So much chatter in my head when I come home. I love my home state, my family, the changes in my relationship with them, the laughs that we have, but sometimes being with so many of them at once in a single holiday weekend is enough to make me scream. Nothing traumatic happened, nothing upsetting. Just chaos and a constant parade of voices in my head, as though they're all still here commentating on what I'm doing. I sometimes forget that when I come home, I no longer have to play the daughter role 24/7. I no longer have to be so social.
It's like when you've been to a 3-day music festival and then you finally come home, but all you can hear is that music and all those people that were sitting around you chattering in your ears.
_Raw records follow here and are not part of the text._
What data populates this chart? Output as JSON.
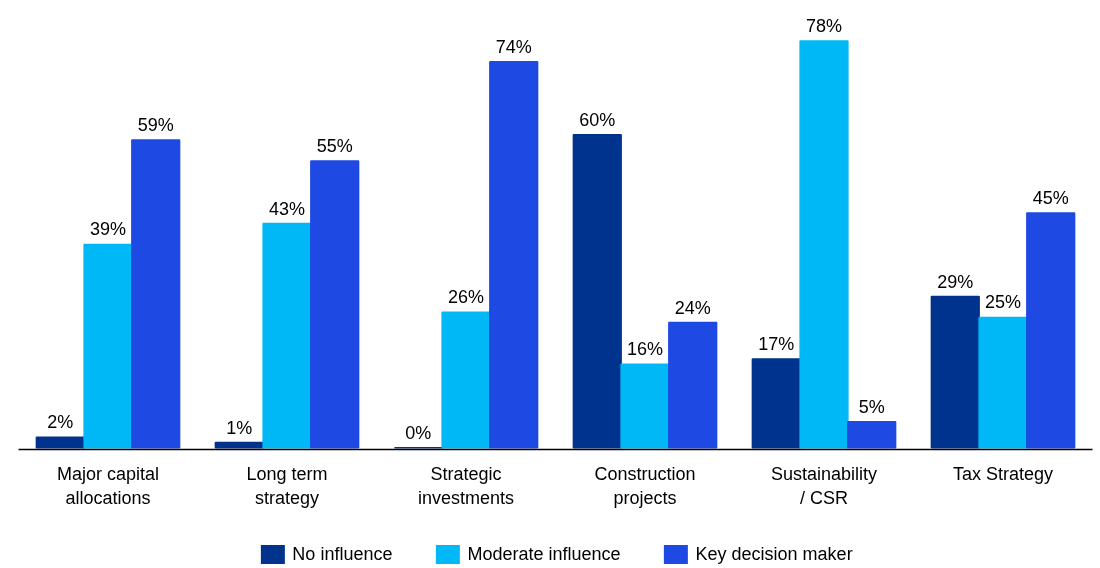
{
  "chart_data": {
    "type": "bar",
    "categories": [
      "Major capital allocations",
      "Long term strategy",
      "Strategic investments",
      "Construction projects",
      "Sustainability / CSR",
      "Tax Strategy"
    ],
    "series": [
      {
        "name": "No influence",
        "color": "#00338d",
        "values": [
          2,
          1,
          0,
          60,
          17,
          29
        ],
        "value_labels": [
          "2%",
          "1%",
          "0%",
          "60%",
          "17%",
          "29%"
        ]
      },
      {
        "name": "Moderate influence",
        "color": "#00b8f5",
        "values": [
          39,
          43,
          26,
          16,
          78,
          25
        ],
        "value_labels": [
          "39%",
          "43%",
          "26%",
          "16%",
          "78%",
          "25%"
        ]
      },
      {
        "name": "Key decision maker",
        "color": "#1e49e2",
        "values": [
          59,
          55,
          74,
          24,
          5,
          45
        ],
        "value_labels": [
          "59%",
          "55%",
          "74%",
          "24%",
          "5%",
          "45%"
        ]
      }
    ],
    "grid": false,
    "legend": "bottom",
    "tick_labels": "x"
  }
}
You know that you're home, but your head is still sitting in a field somewhere re-enacting every memorable moment or conversation you just had in the past 72 hours. I call it 'Holiday Lag.' It takes a good week before you're back in your own time zone again.
So many times I come into this office to 'unload' my thoughts and then I get sidetracked reading about other peoples' lives and somehow my own thoughts are forgotten. But then again it's 2:30 in the morning and I'm very tired, so the very fact that I feel as though I even have thoughts to unload is kind of ludicrous. In truth, I'm probably just in need of sleep and unaware that I'm not even making sense. Right now it seems so incredibly important that I write out all the scattered thoughts in my head in order to clear out my brain a bit. The irony? Tomorrow when I wake up I'll wonder what in the hell I was thinking and won't remember a damn bit of it.
God, are you even confused yet? I sure as hell am. Nite-nite.
If there's shit to report tomorrow, I'll write. If not, then obviously I just needed some sleep. So there you go.
Some random notes though before I head for bed:
-- Happy Birthday Nikki!
-- Congrats to Jules on joining the cult getting a beagle!
-- July 1st was my one-year Vegetarian mark. I can't believe it's been a year. I still think it's one of the best decisions I ever made.
-- We've decided that I should take the entire summer off. We want to take some small vacation trips over the summer and if I started working right now, that just wouldn't be possible. So it looks like I'll be (hopefully) taking a trip to Chicago in September and then after that I'll be pounding the pavement and entering the working world. I'm a little excited. I'm a little scared.
-- I can't believe how much I've changed in a single year. I can't believe how much I've accomplished. I can't believe I won't be buying binders and notebooks in August. I can't believe that I'm not forgetting something every time I leave the house without my backpack. I can't believe that my diploma is really real. I can't believe that there is so much pain in the world. I can't believe that there is so much joy.
I can't believe that I am still up. Again with the nighty-nite.